Few breaches have had their roots in as negligent a security policy as the case of Bradley Manning. A 23 year old specialist in the US Army, Manning had access to classified databases as part of his assignment as an intelligence analyst in Iraq. He was able to copy nearly 750,000 sensitive or classified documents to a re-writable CD labeled "Lady Gaga.” These documents were later made public via the website WikiLeaks.com. At the time this was the largest leak of confidential US military documents ever released to the public; the aftershocks are still felt today. Had the US Army implemented an effective DLP policy, Manning would have been prevented from copying the sensitive data to the CD-RW, and if there had been good physical security, Manning would have been prevented from bringing the CD-RW into the vicinity of the workstation with access to the classified databases. If media control policy had enforced encrypted data-at-rest, Manning would not have been able to access the stolen data off-site. Furthermore, a proper endpoint logging policy would have alerted Manning's superior officers of his attempt to remove data. Any one of these changes in operating procedure would have prevented the leak.

Though security breaches have sadly become commonplace, there have been few in history as precisely targeted as the Stuxnet worm. Believed to have been developed by US and Israeli governments in order to impede Iran's nuclear enrichment facility, Stuxnet displayed more sophistication than any other worm previously encountered. Still, the attack vector required a member of the enrichment facility to insert an infected USB stick into a vulnerable computer at the facility. If the Iranian nuclear enrichment facility had in place a good policy of physical security to prevent unauthorized removable media from entering the site or a good media control policy that would have prevented the USB stick from being accessed by the vulnerable system after it had been inserted, all of the efforts of the worm's developers would have been for naught.

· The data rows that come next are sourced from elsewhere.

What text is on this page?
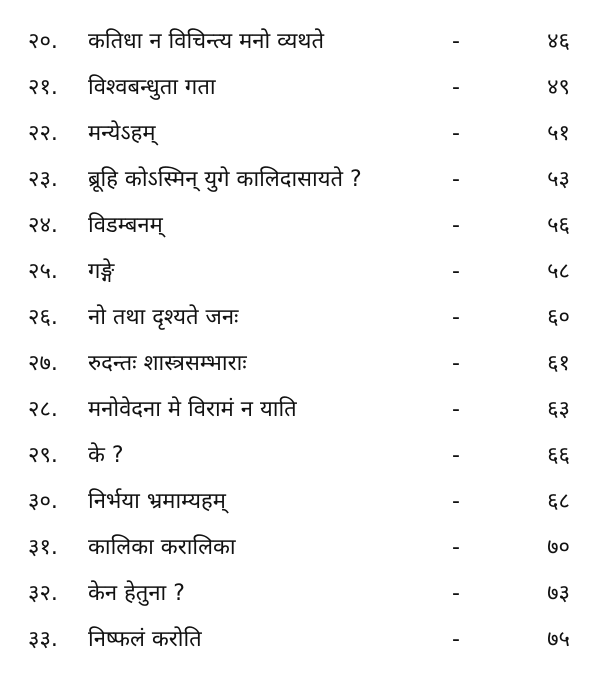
२०. कतिधा न विचिन्त्य मनो व्यथते	-	४६
२१. विश्वबन्धुता गता	-	४९
२२. मन्येऽहम्	-	५१
२३. ब्रूहि कोऽस्मिन् युगे कालिदासायते ?	-	५३
२४. विडम्बनम्	-	५६
२५. गङ्गे	-	५८
२६. नो तथा दृश्यते जनः	-	६०
२७. रुदन्तः शास्त्रसम्भाराः	-	६१
२८. मनोवेदना मे विरामं न याति	-	६३
२९. के ?	-	६६
३०. निर्भया भ्रमाम्यहम्	-	६८
३१. कालिका करालिका	-	७०
३२. केन हेतुना ?	-	७३
३३. निष्फलं करोति	-	७५
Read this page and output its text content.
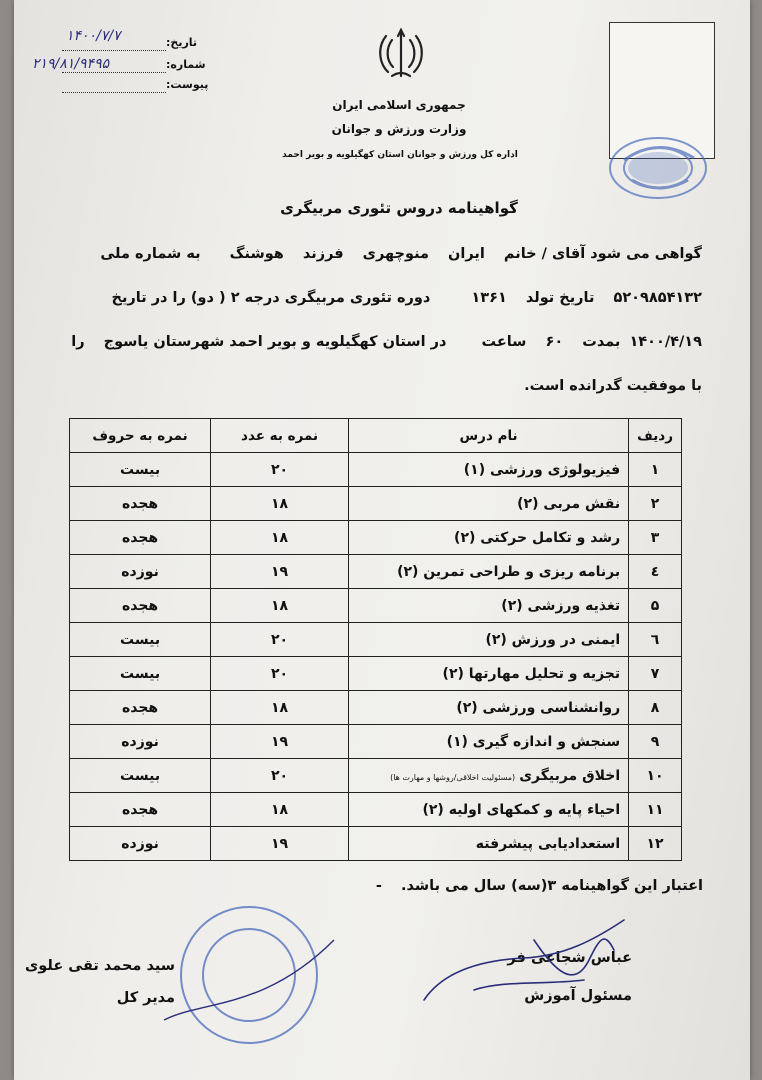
تاریخ:
۱۴۰۰/۷/۷
شماره:
۲۱۹/۸۱/۹۴۹۵
پیوست:
جمهوری اسلامی ایران
وزارت ورزش و جوانان
اداره کل ورزش و جوانان استان کهگیلویه و بویر احمد
گواهینامه دروس تئوری مربیگری
گواهی می شود آقای / خانم ایران منوچهری فرزند هوشنگ به شماره ملی
۵۲۰۹۸۵۴۱۳۲ تاریخ تولد ۱۳۶۱ دوره تئوری مربیگری درجه ۲ ( دو) را در تاریخ
۱۴۰۰/۴/۱۹ بمدت ۶۰ ساعت در استان کهگیلویه و بویر احمد شهرستان یاسوج را
با موفقیت گدرانده است.
ردیف	نام درس	نمره به عدد	نمره به حروف
۱	فیزیولوژی ورزشی (۱)	۲۰	بیست
۲	نقش مربی (۲)	۱۸	هجده
۳	رشد و تکامل حرکتی (۲)	۱۸	هجده
٤	برنامه ریزی و طراحی تمرین (۲)	۱۹	نوزده
۵	تغذیه ورزشی (۲)	۱۸	هجده
٦	ایمنی در ورزش (۲)	۲۰	بیست
۷	تجزیه و تحلیل مهارتها (۲)	۲۰	بیست
۸	روانشناسی ورزشی (۲)	۱۸	هجده
۹	سنجش و اندازه گیری (۱)	۱۹	نوزده
۱۰	اخلاق مربیگری(مسئولیت اخلاقی/روشها و مهارت ها)	۲۰	بیست
۱۱	احیاء پایه و کمکهای اولیه (۲)	۱۸	هجده
۱۲	استعدادیابی پیشرفته	۱۹	نوزده
اعتبار این گواهینامه ۳(سه) سال می باشد. -
عباس شجاعی فر
مسئول آموزش
سید محمد تقی علوی
مدیر کل
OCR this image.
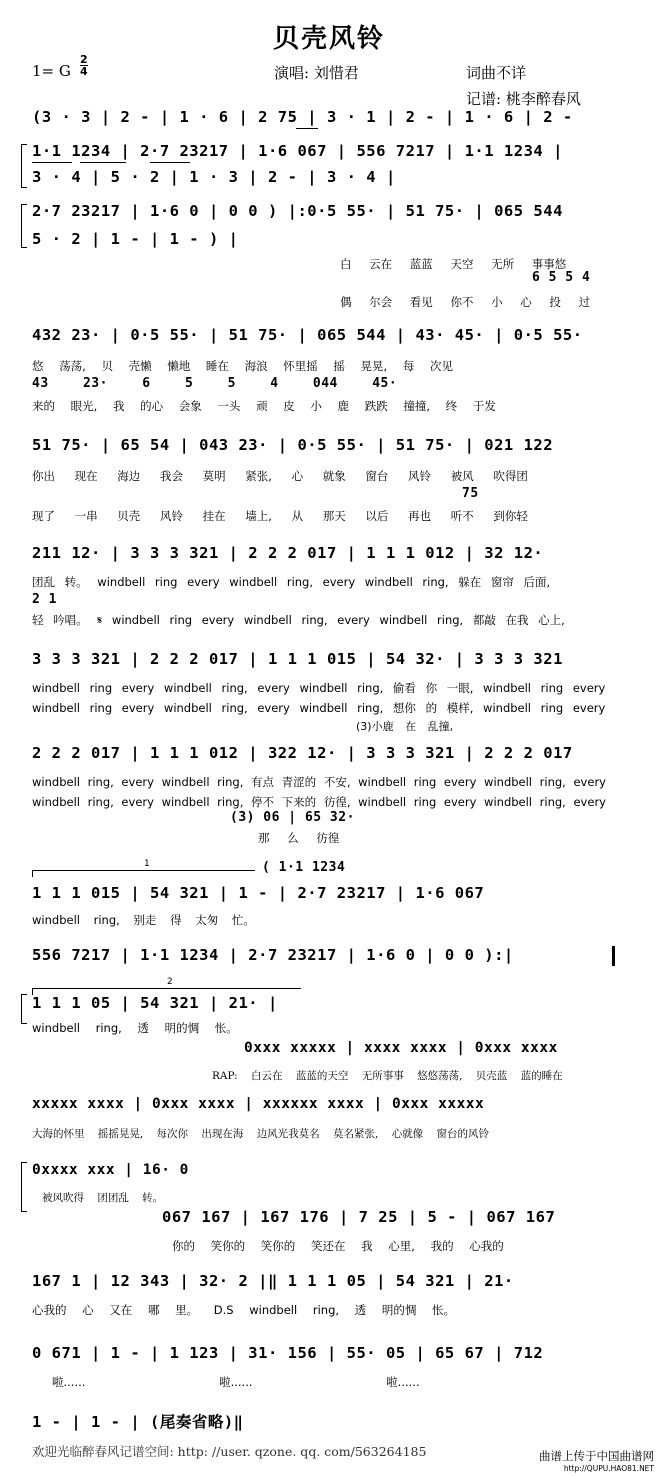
贝壳风铃
1= G
2
4	演唱: 刘惜君	词曲不详
记谱: 桃李醉春风
(3 · 3 | 2 - | 1 · 6 | 2 75 | 3 · 1 | 2 - | 1 · 6 | 2 -
1·1 1234 | 2·7 23217 | 1·6 067 | 556 7217 | 1·1 1234 |
3 · 4 | 5 · 2 | 1 · 3 | 2 - | 3 · 4 |
2·7 23217 | 1·6 0 | 0 0 ) |:0·5 55· | 51 75· | 065 544
5 · 2 | 1 - | 1 - ) |
白 云在 蓝蓝 天空 无所 事事悠
6 5 5 4
偶 尔会 看见 你不 小 心 投 过
432 23· | 0·5 55· | 51 75· | 065 544 | 43· 45· | 0·5 55·
悠 荡荡, 贝 壳懒 懒地 睡在 海浪 怀里摇 摇 晃晃, 每 次见
43 23· 6 5 5 4 044 45·
来的 眼光, 我 的心 会象 一头 顽 皮 小 鹿 跌跌 撞撞, 终 于发
51 75· | 65 54 | 043 23· | 0·5 55· | 51 75· | 021 122
你出 现在 海边 我会 莫明 紧张, 心 就象 窗台 风铃 被风 吹得团
75
现了 一串 贝壳 风铃 挂在 墙上, 从 那天 以后 再也 听不 到你轻
211 12· | 3 3 3 321 | 2 2 2 017 | 1 1 1 012 | 32 12·
团乱 转。 windbell ring every windbell ring, every windbell ring, 躲在 窗帘 后面,
2 1
轻 吟唱。 𝄋 windbell ring every windbell ring, every windbell ring, 都敲 在我 心上,
3 3 3 321 | 2 2 2 017 | 1 1 1 015 | 54 32· | 3 3 3 321
windbell ring every windbell ring, every windbell ring, 偷看 你 一眼, windbell ring every
windbell ring every windbell ring, every windbell ring, 想你 的 模样, windbell ring every
(3)小鹿 在 乱撞,
2 2 2 017 | 1 1 1 012 | 322 12· | 3 3 3 321 | 2 2 2 017
windbell ring, every windbell ring, 有点 青涩的 不安, windbell ring every windbell ring, every
windbell ring, every windbell ring, 停不 下来的 彷徨, windbell ring every windbell ring, every
(3) 06 | 65 32·
那 么 彷徨
1	( 1·1 1234
1 1 1 015 | 54 321 | 1 - | 2·7 23217 | 1·6 067
windbell ring, 别走 得 太匆 忙。
556 7217 | 1·1 1234 | 2·7 23217 | 1·6 0 | 0 0 ):|
2
1 1 1 05 | 54 321 | 21· |
windbell ring, 透 明的惆 怅。
0xxx xxxxx | xxxx xxxx | 0xxx xxxx
RAP: 白云在 蓝蓝的天空 无所事事 悠悠荡荡, 贝壳蓝 蓝的睡在
xxxxx xxxx | 0xxx xxxx | xxxxxx xxxx | 0xxx xxxxx
大海的怀里 摇摇晃晃, 每次你 出现在海 边风光我莫名 莫名紧张, 心就像 窗台的风铃
0xxxx xxx | 16· 0
被风吹得 团团乱 转。
067 167 | 167 176 | 7 25 | 5 - | 067 167
你的 笑你的 笑你的 笑还在 我 心里, 我的 心我的
167 1 | 12 343 | 32· 2 |‖ 1 1 1 05 | 54 321 | 21·
心我的 心 又在 哪 里。 D.S windbell ring, 透 明的惆 怅。
0 671 | 1 - | 1 123 | 31· 156 | 55· 05 | 65 67 | 712
啦...... 啦...... 啦......
1 - | 1 - | (尾奏省略)‖
欢迎光临醉春风记谱空间: http: //user. qzone. qq. com/563264185	曲谱上传于中国曲谱网
http://QUPU.HAO81.NET
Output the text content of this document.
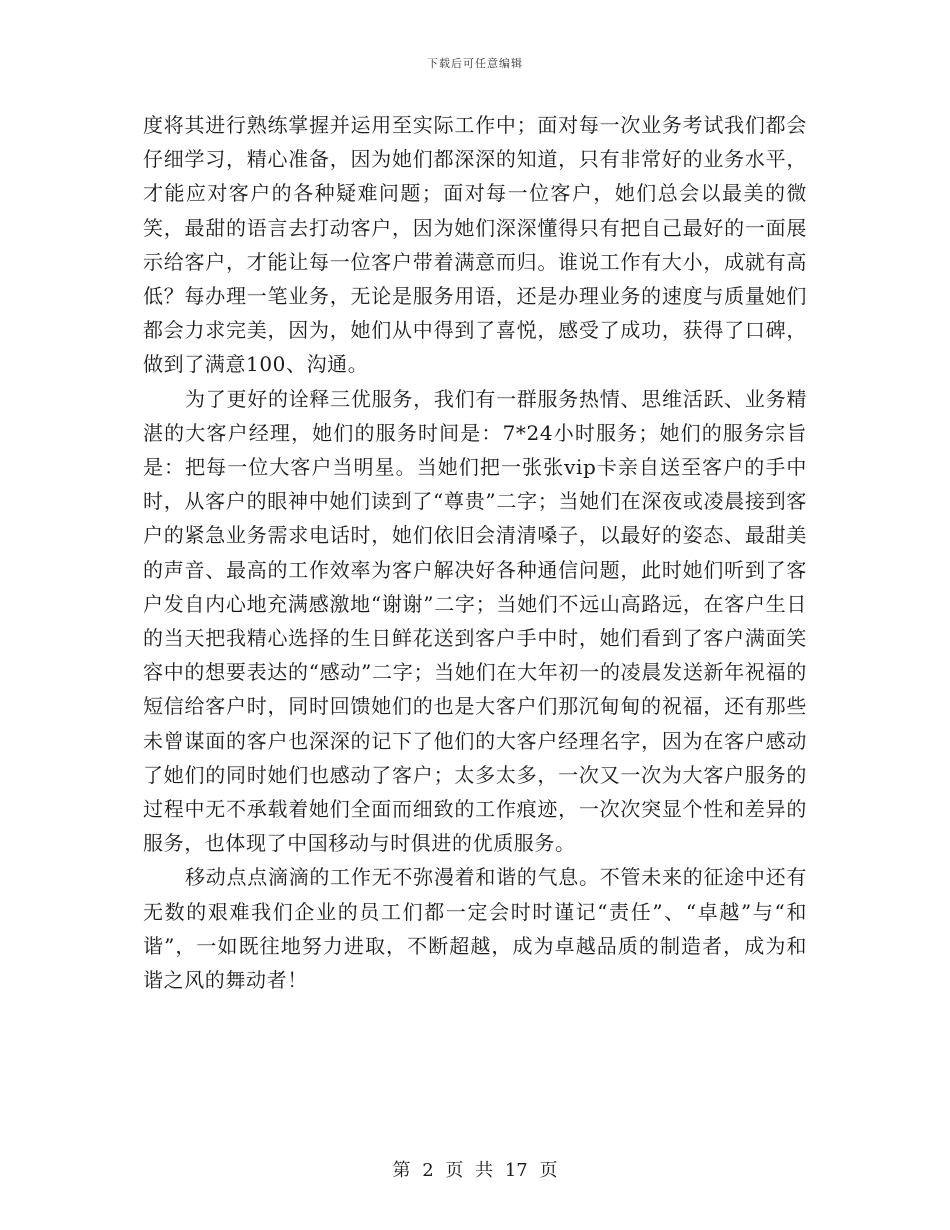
下载后可任意编辑

度将其进行熟练掌握并运用至实际工作中；面对每一次业务考试我们都会仔细学习，精心准备，因为她们都深深的知道，只有非常好的业务水平，才能应对客户的各种疑难问题；面对每一位客户，她们总会以最美的微笑，最甜的语言去打动客户，因为她们深深懂得只有把自己最好的一面展示给客户，才能让每一位客户带着满意而归。谁说工作有大小，成就有高低？每办理一笔业务，无论是服务用语，还是办理业务的速度与质量她们都会力求完美，因为，她们从中得到了喜悦，感受了成功，获得了口碑，做到了满意100、沟通。

为了更好的诠释三优服务，我们有一群服务热情、思维活跃、业务精湛的大客户经理，她们的服务时间是：7*24小时服务；她们的服务宗旨是：把每一位大客户当明星。当她们把一张张vip卡亲自送至客户的手中时，从客户的眼神中她们读到了“尊贵”二字；当她们在深夜或凌晨接到客户的紧急业务需求电话时，她们依旧会清清嗓子，以最好的姿态、最甜美的声音、最高的工作效率为客户解决好各种通信问题，此时她们听到了客户发自内心地充满感激地“谢谢”二字；当她们不远山高路远，在客户生日的当天把我精心选择的生日鲜花送到客户手中时，她们看到了客户满面笑容中的想要表达的“感动”二字；当她们在大年初一的凌晨发送新年祝福的短信给客户时，同时回馈她们的也是大客户们那沉甸甸的祝福，还有那些未曾谋面的客户也深深的记下了他们的大客户经理名字，因为在客户感动了她们的同时她们也感动了客户；太多太多，一次又一次为大客户服务的过程中无不承载着她们全面而细致的工作痕迹，一次次突显个性和差异的服务，也体现了中国移动与时俱进的优质服务。

移动点点滴滴的工作无不弥漫着和谐的气息。不管未来的征途中还有无数的艰难我们企业的员工们都一定会时时谨记“责任”、“卓越”与“和谐”，一如既往地努力进取，不断超越，成为卓越品质的制造者，成为和谐之风的舞动者！

第 2 页 共 17 页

One malicious security breach we have all heard of is the case of Edward Snowden, the NSA contractor who accessed over a million sensitive documents and leaked them to various news agencies around the world. Through the use of unauthorized thumb drives, Snowden was able to copy a trove of sensitive, classified data and move it off-site. He had access to do this because of his role as an administrator and because of his Top Secret clearance. If the NSA had a policy to control the use of removable media or a physical security policy that made certain that unauthorized media was not brought onto the premises, this breach might never have occurred.

At Cadre, we advise every customer to carefully consider their security policy as it relates to DLP, media control, and physical security, as the costs of inconsistent vigilance can be staggering.